Session discussant Jason Luke, from the UPMC Hillman Cancer Center in Pittsburgh, Pennsylvania, USA, noted that a raft of other bivalent and tetravalent bispecific PD-1/PD-L1 and CTLA-4 antibodies are now in development, including lorigerlimab, but that as all have been largely assessed in single-arm studies, it is difficult to compare the agents or determine if they are more active than an anti-PD-1 inhibitor given alone.
He observed that, as found with CTLA-4 inhibitors, there is a “plateau effect” for dosing with MEDI5752 on T-cell proliferation and T-cell clone expansion, “indicating that a modest amount of CTLA-4 blockade may be enough to maximise the effect without going too far to cause toxicity.”
Jason Luke concluded that both prostate and ovarian cancer have shown response to PD-1–CTLA-4 agents but have been limited by toxicity and therefore may be suitable targets for bispecific antibody treatment.

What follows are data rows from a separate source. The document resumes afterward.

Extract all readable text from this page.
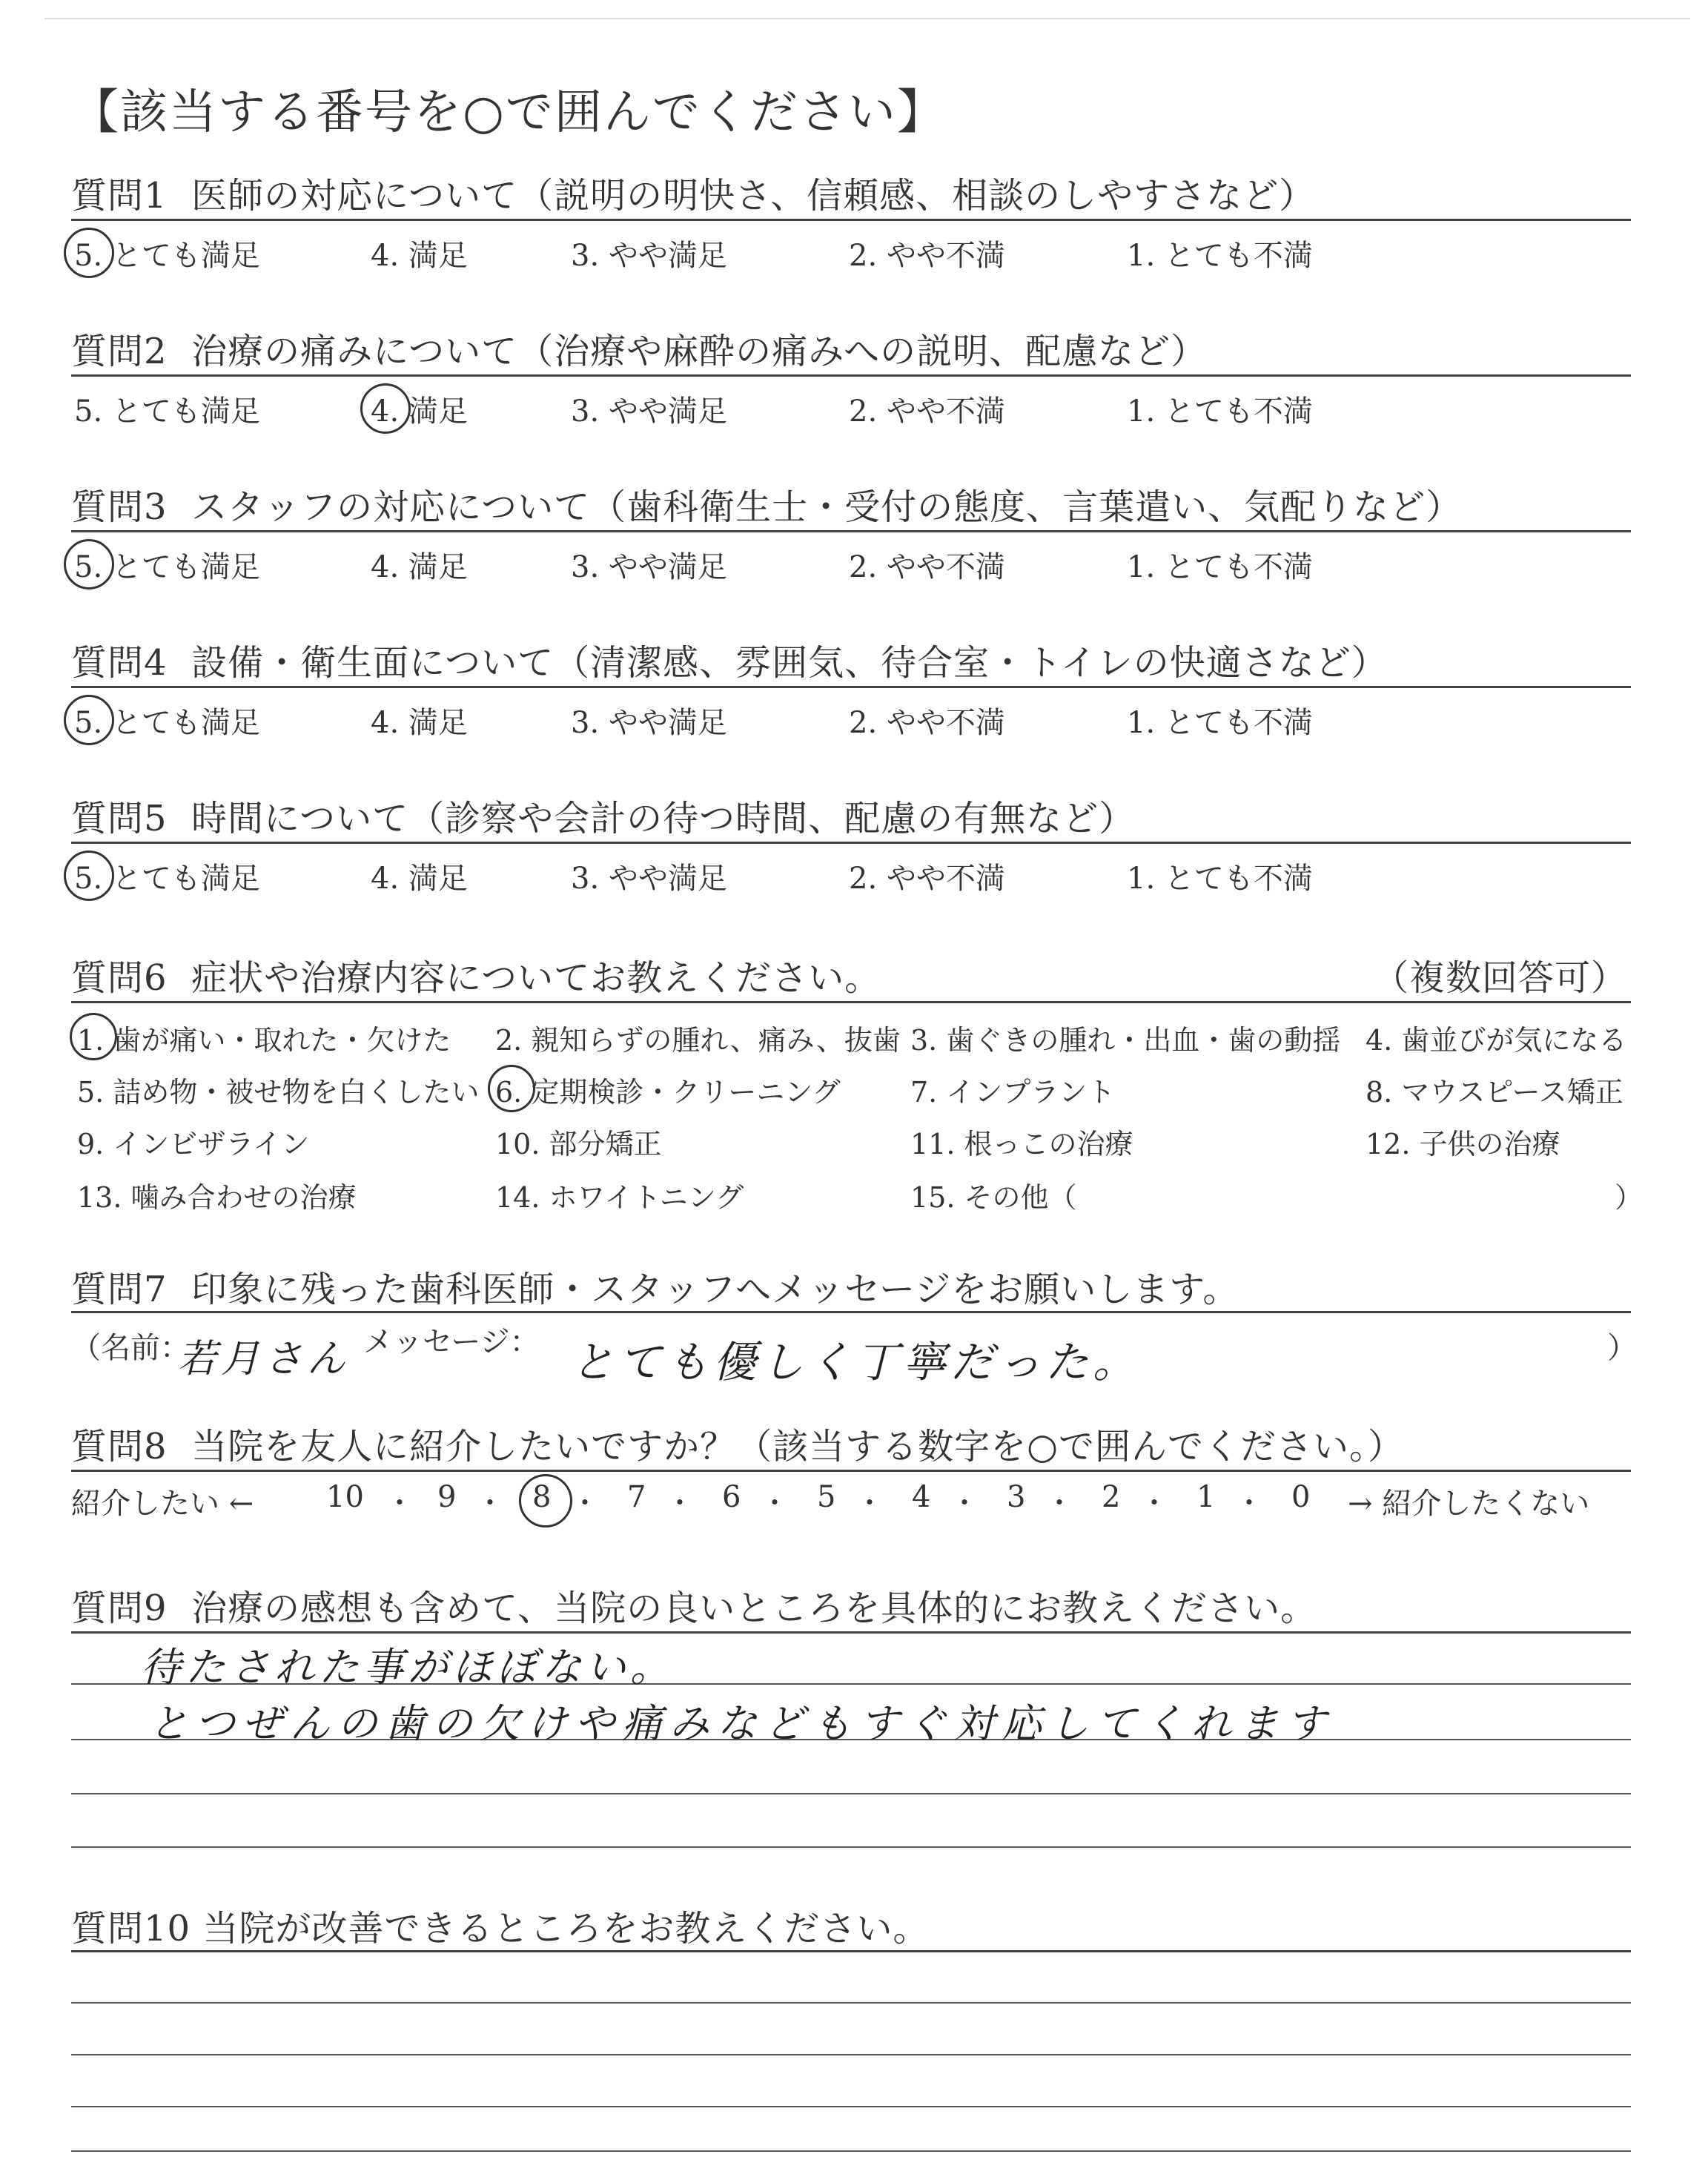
【該当する番号を○で囲んでください】
質問1 医師の対応について（説明の明快さ、信頼感、相談のしやすさなど）
5. とても満足	4. 満足	3. やや満足	2. やや不満	1. とても不満
質問2 治療の痛みについて（治療や麻酔の痛みへの説明、配慮など）
5. とても満足	4. 満足	3. やや満足	2. やや不満	1. とても不満
質問3 スタッフの対応について（歯科衛生士・受付の態度、言葉遣い、気配りなど）
5. とても満足	4. 満足	3. やや満足	2. やや不満	1. とても不満
質問4 設備・衛生面について（清潔感、雰囲気、待合室・トイレの快適さなど）
5. とても満足	4. 満足	3. やや満足	2. やや不満	1. とても不満
質問5 時間について（診察や会計の待つ時間、配慮の有無など）
5. とても満足	4. 満足	3. やや満足	2. やや不満	1. とても不満
質問6 症状や治療内容についてお教えください。	（複数回答可）
1. 歯が痛い・取れた・欠けた 2. 親知らずの腫れ、痛み、抜歯 3. 歯ぐきの腫れ・出血・歯の動揺 4. 歯並びが気になる
5. 詰め物・被せ物を白くしたい 6. 定期検診・クリーニング 7. インプラント	8. マウスピース矯正
9. インビザライン	10. 部分矯正	11. 根っこの治療	12. 子供の治療
13. 噛み合わせの治療	14. ホワイトニング	15. その他（	）
質問7 印象に残った歯科医師・スタッフへメッセージをお願いします。
（名前：
若月さん メッセージ： とても優しく丁寧だった。	）
質問8 当院を友人に紹介したいですか？（該当する数字を○で囲んでください。）
紹介したい ← 10 ・ 9 ・ 8 ・ 7 ・ 6 ・ 5 ・ 4 ・ 3 ・ 2 ・ 1 ・ 0 → 紹介したくない
質問9 治療の感想も含めて、当院の良いところを具体的にお教えください。
待たされた事がほぼない。
とつぜんの歯の欠けや痛みなどもすぐ対応してくれます
質問10 当院が改善できるところをお教えください。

He added that there is also the potential with bispecific antibodies to introduce CTLA-4 targeting in combinations with current treatments for melanoma, RCC and NSCLC.
Reference
Tran B, Voskoboynik M, Kim S-W, et al. MEDI5752, a novel PD-1/CTLA-4 bispecific checkpoint inhibitor for advanced solid tumors: First-in-human study. AACR Annual Meeting 2022; New Orleans, Louisiana, USA: 8–13 April.